Тут я начала догадываться, что, как только подниму и опущу голову, тотчас же получу награду. Учитель при этом всегда говорил:
— Кланяйся, кланяйся, чушка! С поклонами и в люди выйдешь! У нас, у людей, к несчастью, без поклонов ничего не добьешься!
Все кругом смеялись, я понимала, что учитель шутит, и желая поскорее набить поплотнее живот, все чаще и чаще поднимала и опускала свое рыло.
Так я научилась кланяться. Третий номер был готов.
А учитель, видя, что я наелась, сказал:
— Ну, чушка, на сегодня довольно: сытое брюхо к учению глухо.
С этими словами он передал меня в руки служителю.
Раз на арену принесли срезанную пополам большую бочку.
Я думала, что мне нужно перепрыгнуть через бочку, разбежалась и вскочила, было, на нее, но сейчас же спрыгнула на другую сторону. За это я не получила ничего… а вареное мясо в руках учителя так аппетитно пахло.
Хлопанье шамбарьера снова меня пригнало к бочке; я перепрыгнула, и опять мне не досталось никакой награды!
Так продолжалось довольно долго; наконец, учитель увидел, что я очень устала, тогда вместе со служащим взял меня за ошейник и поставил на бочку.
Тут я получила лакомый кусочек.
Так вот, что от меня требовалось; стоять на бочке!
Это сделалось моим любимым номером. И правда, что может быть приятнее для свиньи: ничего не делать, спокойно стоять на бочке и получать кусок за куском!
Что может быть приятнее для свиньи: ничего не делать и спокойно стоять на бочке.
Но вот мой учитель влез ко мне на бочку и занес правую ногу над моей спиной. Я испугалась, кинулась в сторону, сбила с ног учителя и, видя, что он упал, со всех ног бросилась в конюшню…
Я измучилась, сильно проголодалась и в изнеможении опустилась на пол моего ящика.
Так пролежала я часа два. Наконец, мне принесли ведро месива. Только-что я принялась за него, как мой хозяин быстрым прыжком вскочил ко мне на спину и крепко прижал ногами мои бока.
Я начала биться, но сбросить его была не в силах. Есть так хотелось, что я забыла все неприятности и принялась за еду.
Так повторялось изо дня в день, пока я не научилась возить на себе своего хозяина.
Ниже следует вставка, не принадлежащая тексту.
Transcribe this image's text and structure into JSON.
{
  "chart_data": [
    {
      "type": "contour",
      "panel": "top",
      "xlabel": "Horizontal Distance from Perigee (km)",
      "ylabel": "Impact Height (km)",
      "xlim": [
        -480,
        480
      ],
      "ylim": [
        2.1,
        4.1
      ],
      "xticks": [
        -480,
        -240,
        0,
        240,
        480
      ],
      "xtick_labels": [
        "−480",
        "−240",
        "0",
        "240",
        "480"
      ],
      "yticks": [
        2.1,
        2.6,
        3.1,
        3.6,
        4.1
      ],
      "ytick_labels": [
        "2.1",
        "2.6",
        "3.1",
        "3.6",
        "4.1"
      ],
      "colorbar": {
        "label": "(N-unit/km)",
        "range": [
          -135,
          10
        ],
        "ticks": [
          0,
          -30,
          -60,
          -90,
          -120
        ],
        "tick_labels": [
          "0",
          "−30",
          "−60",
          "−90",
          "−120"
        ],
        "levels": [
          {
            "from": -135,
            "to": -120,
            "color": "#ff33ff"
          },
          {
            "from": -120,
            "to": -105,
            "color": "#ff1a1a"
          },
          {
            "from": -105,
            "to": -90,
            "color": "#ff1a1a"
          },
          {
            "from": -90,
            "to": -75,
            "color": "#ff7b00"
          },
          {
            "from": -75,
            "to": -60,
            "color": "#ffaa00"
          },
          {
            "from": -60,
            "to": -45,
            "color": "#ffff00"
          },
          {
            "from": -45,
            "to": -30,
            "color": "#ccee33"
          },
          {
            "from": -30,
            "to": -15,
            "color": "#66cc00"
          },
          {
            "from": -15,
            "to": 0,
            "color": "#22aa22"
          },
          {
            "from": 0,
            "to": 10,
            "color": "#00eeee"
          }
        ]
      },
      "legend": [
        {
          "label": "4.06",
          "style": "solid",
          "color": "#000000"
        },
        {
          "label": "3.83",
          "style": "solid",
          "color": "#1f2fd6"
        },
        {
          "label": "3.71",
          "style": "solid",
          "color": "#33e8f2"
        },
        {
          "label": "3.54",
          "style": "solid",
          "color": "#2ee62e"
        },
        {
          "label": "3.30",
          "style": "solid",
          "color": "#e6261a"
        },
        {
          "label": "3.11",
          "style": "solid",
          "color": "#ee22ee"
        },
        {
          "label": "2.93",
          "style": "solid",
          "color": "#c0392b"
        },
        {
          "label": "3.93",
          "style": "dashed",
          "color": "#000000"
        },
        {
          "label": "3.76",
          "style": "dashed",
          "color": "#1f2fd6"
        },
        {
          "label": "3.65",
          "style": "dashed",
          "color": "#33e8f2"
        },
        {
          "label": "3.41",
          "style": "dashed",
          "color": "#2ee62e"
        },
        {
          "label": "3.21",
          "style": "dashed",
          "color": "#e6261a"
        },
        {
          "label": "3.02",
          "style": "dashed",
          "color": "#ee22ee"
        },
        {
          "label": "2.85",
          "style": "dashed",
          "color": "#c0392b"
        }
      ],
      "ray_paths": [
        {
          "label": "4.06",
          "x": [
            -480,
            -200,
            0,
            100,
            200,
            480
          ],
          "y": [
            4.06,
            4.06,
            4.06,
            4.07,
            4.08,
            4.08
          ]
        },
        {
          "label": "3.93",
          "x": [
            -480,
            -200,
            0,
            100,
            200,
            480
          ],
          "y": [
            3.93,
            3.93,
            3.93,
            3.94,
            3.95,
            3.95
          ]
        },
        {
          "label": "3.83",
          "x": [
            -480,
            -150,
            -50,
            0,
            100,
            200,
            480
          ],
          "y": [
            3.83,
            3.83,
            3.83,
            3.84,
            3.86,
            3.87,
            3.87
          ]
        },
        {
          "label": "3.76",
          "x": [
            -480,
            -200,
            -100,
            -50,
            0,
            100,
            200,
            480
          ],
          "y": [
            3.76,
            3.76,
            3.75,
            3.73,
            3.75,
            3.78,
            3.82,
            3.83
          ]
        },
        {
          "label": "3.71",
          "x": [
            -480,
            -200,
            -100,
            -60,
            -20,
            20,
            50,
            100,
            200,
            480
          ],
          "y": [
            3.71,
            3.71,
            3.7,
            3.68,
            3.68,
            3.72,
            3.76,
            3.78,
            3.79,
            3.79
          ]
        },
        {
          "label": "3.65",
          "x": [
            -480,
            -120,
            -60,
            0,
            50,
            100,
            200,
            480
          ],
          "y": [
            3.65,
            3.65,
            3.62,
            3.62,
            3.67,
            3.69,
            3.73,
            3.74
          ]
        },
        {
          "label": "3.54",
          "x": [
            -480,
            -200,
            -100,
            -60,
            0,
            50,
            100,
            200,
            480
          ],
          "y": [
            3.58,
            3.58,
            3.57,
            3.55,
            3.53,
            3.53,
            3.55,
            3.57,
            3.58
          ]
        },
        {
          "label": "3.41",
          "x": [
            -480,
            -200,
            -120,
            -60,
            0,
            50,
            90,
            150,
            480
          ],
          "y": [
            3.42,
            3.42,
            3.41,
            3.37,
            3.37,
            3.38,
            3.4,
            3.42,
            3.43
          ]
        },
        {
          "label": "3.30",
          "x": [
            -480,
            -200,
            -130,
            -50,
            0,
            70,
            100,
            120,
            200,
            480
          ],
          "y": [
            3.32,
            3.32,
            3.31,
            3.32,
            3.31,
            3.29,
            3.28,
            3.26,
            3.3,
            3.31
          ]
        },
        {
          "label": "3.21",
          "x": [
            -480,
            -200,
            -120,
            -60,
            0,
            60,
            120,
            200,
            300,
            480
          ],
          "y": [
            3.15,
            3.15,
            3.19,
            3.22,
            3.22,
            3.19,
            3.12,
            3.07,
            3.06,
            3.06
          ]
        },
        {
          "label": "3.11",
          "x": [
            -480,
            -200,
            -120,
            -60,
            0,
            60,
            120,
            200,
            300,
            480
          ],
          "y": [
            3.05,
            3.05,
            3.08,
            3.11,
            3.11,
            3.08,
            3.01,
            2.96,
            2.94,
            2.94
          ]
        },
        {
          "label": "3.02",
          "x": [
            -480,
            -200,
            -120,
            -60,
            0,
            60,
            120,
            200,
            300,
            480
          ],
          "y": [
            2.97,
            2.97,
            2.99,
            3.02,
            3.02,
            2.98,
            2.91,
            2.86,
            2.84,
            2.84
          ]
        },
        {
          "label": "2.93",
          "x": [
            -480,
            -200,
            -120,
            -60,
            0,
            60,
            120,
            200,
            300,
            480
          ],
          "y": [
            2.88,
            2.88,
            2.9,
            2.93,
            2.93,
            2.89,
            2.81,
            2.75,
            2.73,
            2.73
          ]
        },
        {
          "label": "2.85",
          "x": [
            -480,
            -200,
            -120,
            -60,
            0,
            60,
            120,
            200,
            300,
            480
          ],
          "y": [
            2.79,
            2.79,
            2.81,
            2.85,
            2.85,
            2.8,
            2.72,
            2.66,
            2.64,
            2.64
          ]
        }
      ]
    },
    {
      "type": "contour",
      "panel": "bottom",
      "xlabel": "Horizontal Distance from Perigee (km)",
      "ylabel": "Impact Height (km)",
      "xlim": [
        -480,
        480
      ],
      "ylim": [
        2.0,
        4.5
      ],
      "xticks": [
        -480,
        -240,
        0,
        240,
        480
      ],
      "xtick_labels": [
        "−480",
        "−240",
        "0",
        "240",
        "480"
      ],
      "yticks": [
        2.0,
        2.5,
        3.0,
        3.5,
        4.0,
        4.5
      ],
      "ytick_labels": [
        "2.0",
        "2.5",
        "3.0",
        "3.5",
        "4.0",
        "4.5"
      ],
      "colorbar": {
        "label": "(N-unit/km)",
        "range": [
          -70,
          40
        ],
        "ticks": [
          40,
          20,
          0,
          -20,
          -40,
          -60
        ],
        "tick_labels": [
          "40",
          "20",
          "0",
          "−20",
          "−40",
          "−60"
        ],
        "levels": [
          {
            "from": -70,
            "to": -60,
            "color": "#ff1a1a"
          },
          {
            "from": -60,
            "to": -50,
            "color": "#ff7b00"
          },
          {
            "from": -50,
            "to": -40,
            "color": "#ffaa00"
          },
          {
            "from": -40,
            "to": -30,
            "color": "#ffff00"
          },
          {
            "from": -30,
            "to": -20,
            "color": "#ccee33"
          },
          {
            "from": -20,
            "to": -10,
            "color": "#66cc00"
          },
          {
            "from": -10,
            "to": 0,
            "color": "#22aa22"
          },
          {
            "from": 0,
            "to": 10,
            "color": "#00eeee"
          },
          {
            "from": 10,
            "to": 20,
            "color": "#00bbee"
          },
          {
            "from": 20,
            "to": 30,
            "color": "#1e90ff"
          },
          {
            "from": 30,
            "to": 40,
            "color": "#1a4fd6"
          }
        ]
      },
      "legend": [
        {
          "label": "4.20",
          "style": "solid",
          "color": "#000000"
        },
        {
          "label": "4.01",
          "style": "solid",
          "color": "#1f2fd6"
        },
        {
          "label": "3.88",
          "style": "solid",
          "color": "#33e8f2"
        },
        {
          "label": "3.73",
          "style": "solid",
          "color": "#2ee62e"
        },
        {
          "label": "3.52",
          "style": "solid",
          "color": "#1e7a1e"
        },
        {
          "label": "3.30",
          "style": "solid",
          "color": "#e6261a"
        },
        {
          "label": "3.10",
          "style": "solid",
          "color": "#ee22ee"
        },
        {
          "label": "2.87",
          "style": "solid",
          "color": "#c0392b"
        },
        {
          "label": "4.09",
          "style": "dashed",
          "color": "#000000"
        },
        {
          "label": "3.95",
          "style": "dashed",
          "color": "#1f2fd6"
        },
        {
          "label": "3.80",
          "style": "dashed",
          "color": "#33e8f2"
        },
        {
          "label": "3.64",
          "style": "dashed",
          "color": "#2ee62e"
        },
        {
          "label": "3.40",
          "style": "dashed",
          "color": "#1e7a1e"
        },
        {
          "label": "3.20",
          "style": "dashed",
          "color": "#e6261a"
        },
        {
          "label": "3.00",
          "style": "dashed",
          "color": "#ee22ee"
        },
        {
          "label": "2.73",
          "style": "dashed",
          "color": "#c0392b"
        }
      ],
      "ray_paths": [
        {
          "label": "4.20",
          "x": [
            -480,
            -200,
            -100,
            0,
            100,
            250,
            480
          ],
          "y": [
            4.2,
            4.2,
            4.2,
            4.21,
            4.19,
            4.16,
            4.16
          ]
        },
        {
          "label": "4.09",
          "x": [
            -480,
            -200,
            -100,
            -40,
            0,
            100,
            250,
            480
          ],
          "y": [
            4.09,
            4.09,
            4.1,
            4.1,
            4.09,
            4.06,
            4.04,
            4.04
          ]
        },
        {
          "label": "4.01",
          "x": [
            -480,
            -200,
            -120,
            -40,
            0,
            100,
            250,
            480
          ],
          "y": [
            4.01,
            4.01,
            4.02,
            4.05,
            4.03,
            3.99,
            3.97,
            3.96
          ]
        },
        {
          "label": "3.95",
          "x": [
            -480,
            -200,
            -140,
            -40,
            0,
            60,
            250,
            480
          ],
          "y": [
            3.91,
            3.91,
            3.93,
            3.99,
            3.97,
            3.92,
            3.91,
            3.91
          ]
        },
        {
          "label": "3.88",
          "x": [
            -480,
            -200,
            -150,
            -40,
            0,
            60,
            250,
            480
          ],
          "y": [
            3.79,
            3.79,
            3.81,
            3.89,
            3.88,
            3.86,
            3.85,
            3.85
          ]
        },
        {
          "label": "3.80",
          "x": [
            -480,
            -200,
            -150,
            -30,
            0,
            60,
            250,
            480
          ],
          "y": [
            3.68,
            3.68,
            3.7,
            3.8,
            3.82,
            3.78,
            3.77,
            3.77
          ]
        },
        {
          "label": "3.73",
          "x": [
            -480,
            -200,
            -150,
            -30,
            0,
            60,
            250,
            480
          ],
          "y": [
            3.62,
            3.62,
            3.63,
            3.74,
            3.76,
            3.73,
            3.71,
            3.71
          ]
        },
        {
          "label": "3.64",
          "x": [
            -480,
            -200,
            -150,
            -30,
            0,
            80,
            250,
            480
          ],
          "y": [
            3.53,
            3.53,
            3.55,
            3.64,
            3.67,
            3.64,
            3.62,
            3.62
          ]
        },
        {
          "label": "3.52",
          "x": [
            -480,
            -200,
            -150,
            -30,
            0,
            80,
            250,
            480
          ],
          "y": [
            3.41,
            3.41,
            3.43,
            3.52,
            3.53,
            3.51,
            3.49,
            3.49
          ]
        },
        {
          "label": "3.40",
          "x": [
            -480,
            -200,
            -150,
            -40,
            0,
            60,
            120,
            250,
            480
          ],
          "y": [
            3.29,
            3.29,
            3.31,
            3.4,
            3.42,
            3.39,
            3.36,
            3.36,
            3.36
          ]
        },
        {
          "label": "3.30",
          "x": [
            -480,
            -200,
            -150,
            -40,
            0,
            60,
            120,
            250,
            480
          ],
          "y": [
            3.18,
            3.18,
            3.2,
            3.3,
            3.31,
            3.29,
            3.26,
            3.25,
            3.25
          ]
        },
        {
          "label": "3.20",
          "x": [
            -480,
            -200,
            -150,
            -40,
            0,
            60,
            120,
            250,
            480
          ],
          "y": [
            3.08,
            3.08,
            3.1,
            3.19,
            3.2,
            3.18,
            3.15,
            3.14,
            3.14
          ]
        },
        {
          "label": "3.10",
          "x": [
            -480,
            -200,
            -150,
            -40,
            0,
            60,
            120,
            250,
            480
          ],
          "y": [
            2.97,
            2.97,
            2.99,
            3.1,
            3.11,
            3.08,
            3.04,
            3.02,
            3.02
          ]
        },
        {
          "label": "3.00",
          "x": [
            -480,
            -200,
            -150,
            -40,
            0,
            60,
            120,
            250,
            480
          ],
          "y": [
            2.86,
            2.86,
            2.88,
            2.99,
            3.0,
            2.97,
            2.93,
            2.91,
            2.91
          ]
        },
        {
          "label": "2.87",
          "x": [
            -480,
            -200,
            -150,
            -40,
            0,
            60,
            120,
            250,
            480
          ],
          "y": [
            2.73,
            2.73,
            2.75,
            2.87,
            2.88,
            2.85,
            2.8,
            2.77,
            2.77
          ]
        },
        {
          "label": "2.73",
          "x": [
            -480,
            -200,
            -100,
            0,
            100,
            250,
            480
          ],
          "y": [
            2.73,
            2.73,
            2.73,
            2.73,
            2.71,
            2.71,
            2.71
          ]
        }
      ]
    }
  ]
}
Этими науками закончилась первая часть моего воспитания. Я умела танцовать вальс, проходить ворота, прыгать через барьер, стоять на бочке, кланяться и даже ходить под верх.
III
Я получаю высшее образование
Раз со мною случилось что-то из ряда вон выходящее. Утром ко мне пришел служащий, стал меня мыть, чистить, брызгать лесной водой. Никогда до сих пор не относился он ко мне с таким вниманием и заботливостью.
Сам хозяин несколько раз подходил ко мне, осматривал мои ноги, голову, туловище, ласкал меня и говорил:
— Смотри, чушка, не осрамись!
Я смутно сознавала, что сегодня должно случиться что-то очень важное, но что именно, — не знала, и целый день была в таком беспокойстве, что даже не заметила, как меня оставили без обеда.
Наконец, настал вечер. Засветились газовые рожки, загремел оркестр, зашумела публика. Прозвенел звонок… Артисты в нарядных костюмах выстроились в ряд. Представление началось. Один номер быстро сменялся другим. Лошади поминутно выбегали; конюхи суетились…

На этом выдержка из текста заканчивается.